The Crisis Care Improvement and Suicide Prevention Act, Manchin said in an interview with the Washington Examiner, would direct states to utilize 5% of their Mental Health Block Grant for crisis care services.
The Wellbeing Trust projects approximately 75,000 people are at risk of drug or alcohol death or suicide directly due to coronavirus stress, with West Virginia topping that list.
There’s one caveat in the Crisis Care Bill: The 5% set aside for services will only happen after Congress increases that mental health block grant by 5%. Manchin said what he does not want to do is take away any of that important grant money from their current operations. “The number of overdose cases, exponentially, is just out of proportion,” he said. “And they’re rising tremendously from the opiate, and now with the COVID-19, and suicide, more people are dependent on drugs or alcohol.”
The increase in cases has created more of a workload that many of these crisis facilities can’t handle. “They need extra funding for that,” Manchin said. “So, the extra 5% bump will come through directly into the crisis care centers, so they will have the personnel and be able to handle the growing cases.”

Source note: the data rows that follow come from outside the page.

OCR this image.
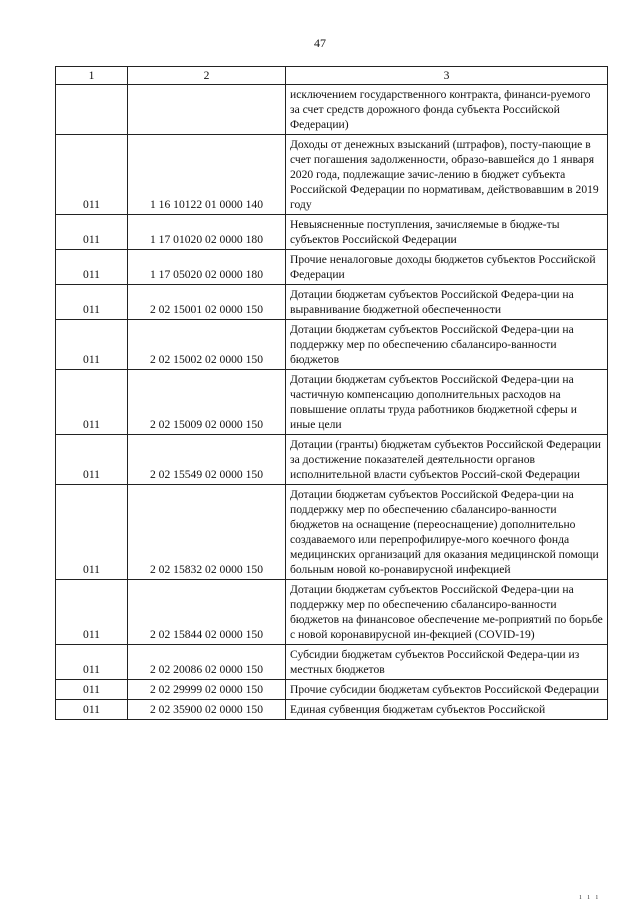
47
1	2	3
		исключением государственного контракта, финанси-руемого за счет средств дорожного фонда субъекта Российской Федерации)
011	1 16 10122 01 0000 140	Доходы от денежных взысканий (штрафов), посту-пающие в счет погашения задолженности, образо-вавшейся до 1 января 2020 года, подлежащие зачис-лению в бюджет субъекта Российской Федерации по нормативам, действовавшим в 2019 году
011	1 17 01020 02 0000 180	Невыясненные поступления, зачисляемые в бюдже-ты субъектов Российской Федерации
011	1 17 05020 02 0000 180	Прочие неналоговые доходы бюджетов субъектов Российской Федерации
011	2 02 15001 02 0000 150	Дотации бюджетам субъектов Российской Федера-ции на выравнивание бюджетной обеспеченности
011	2 02 15002 02 0000 150	Дотации бюджетам субъектов Российской Федера-ции на поддержку мер по обеспечению сбалансиро-ванности бюджетов
011	2 02 15009 02 0000 150	Дотации бюджетам субъектов Российской Федера-ции на частичную компенсацию дополнительных расходов на повышение оплаты труда работников бюджетной сферы и иные цели
011	2 02 15549 02 0000 150	Дотации (гранты) бюджетам субъектов Российской Федерации за достижение показателей деятельности органов исполнительной власти субъектов Россий-ской Федерации
011	2 02 15832 02 0000 150	Дотации бюджетам субъектов Российской Федера-ции на поддержку мер по обеспечению сбалансиро-ванности бюджетов на оснащение (переоснащение) дополнительно создаваемого или перепрофилируе-мого коечного фонда медицинских организаций для оказания медицинской помощи больным новой ко-ронавирусной инфекцией
011	2 02 15844 02 0000 150	Дотации бюджетам субъектов Российской Федера-ции на поддержку мер по обеспечению сбалансиро-ванности бюджетов на финансовое обеспечение ме-роприятий по борьбе с новой коронавирусной ин-фекцией (COVID-19)
011	2 02 20086 02 0000 150	Субсидии бюджетам субъектов Российской Федера-ции из местных бюджетов
011	2 02 29999 02 0000 150	Прочие субсидии бюджетам субъектов Российской Федерации
011	2 02 35900 02 0000 150	Единая субвенция бюджетам субъектов Российской
ı ı ı
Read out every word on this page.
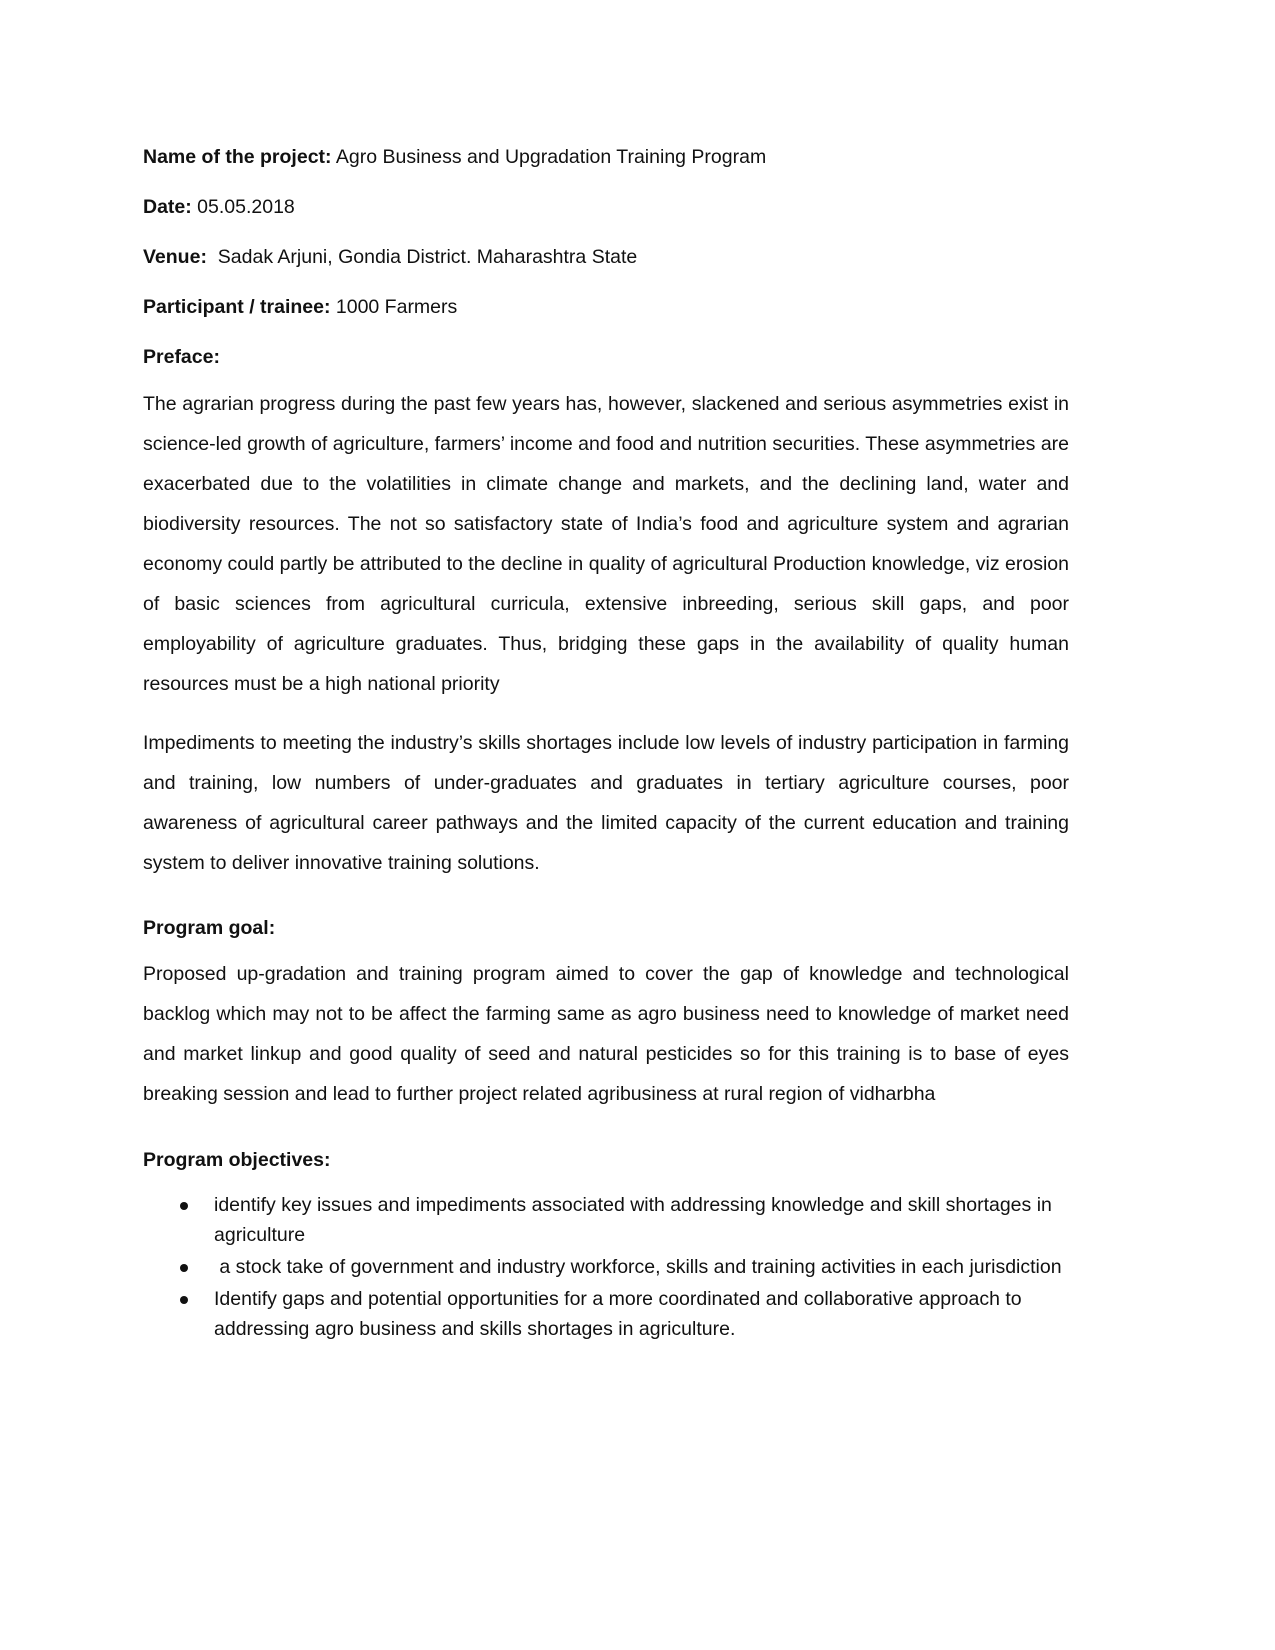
Name of the project: Agro Business and Upgradation Training Program

Date: 05.05.2018

Venue:  Sadak Arjuni, Gondia District. Maharashtra State

Participant / trainee: 1000 Farmers

Preface:

The agrarian progress during the past few years has, however, slackened and serious asymmetries exist in science-led growth of agriculture, farmers’ income and food and nutrition securities. These asymmetries are exacerbated due to the volatilities in climate change and markets, and the declining land, water and biodiversity resources. The not so satisfactory state of India’s food and agriculture system and agrarian economy could partly be attributed to the decline in quality of agricultural Production knowledge, viz erosion of basic sciences from agricultural curricula, extensive inbreeding, serious skill gaps, and poor employability of agriculture graduates. Thus, bridging these gaps in the availability of quality human resources must be a high national priority

Impediments to meeting the industry’s skills shortages include low levels of industry participation in farming and training, low numbers of under-graduates and graduates in tertiary agriculture courses, poor awareness of agricultural career pathways and the limited capacity of the current education and training system to deliver innovative training solutions.

Program goal:

Proposed up-gradation and training program aimed to cover the gap of knowledge and technological backlog which may not to be affect the farming same as agro business need to knowledge of market need and market linkup and good quality of seed and natural pesticides so for this training is to base of eyes breaking session and lead to further project related agribusiness at rural region of vidharbha

Program objectives:

identify key issues and impediments associated with addressing knowledge and skill shortages in agriculture
a stock take of government and industry workforce, skills and training activities in each jurisdiction
Identify gaps and potential opportunities for a more coordinated and collaborative approach to addressing agro business and skills shortages in agriculture.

The two-term West Virginia governor and longtime Democrat said he and his staff have been hearing from both doctors and patients about the increase of overdoses and suicides, and monitoring the spike in numbers coming through the state’s Behavioral Health Bureau. He asked them what was needed, and the additional support was requested.
It is the dual depths of despair that deeply concerns Manchin. “We need to do something immediately, or we are going to lose more Americans to drugs, alcohol, and suicide because of the added burden of COVID-19,” he says. “Without taking meaningful action as a nation, this epidemic within a pandemic will be deadly.”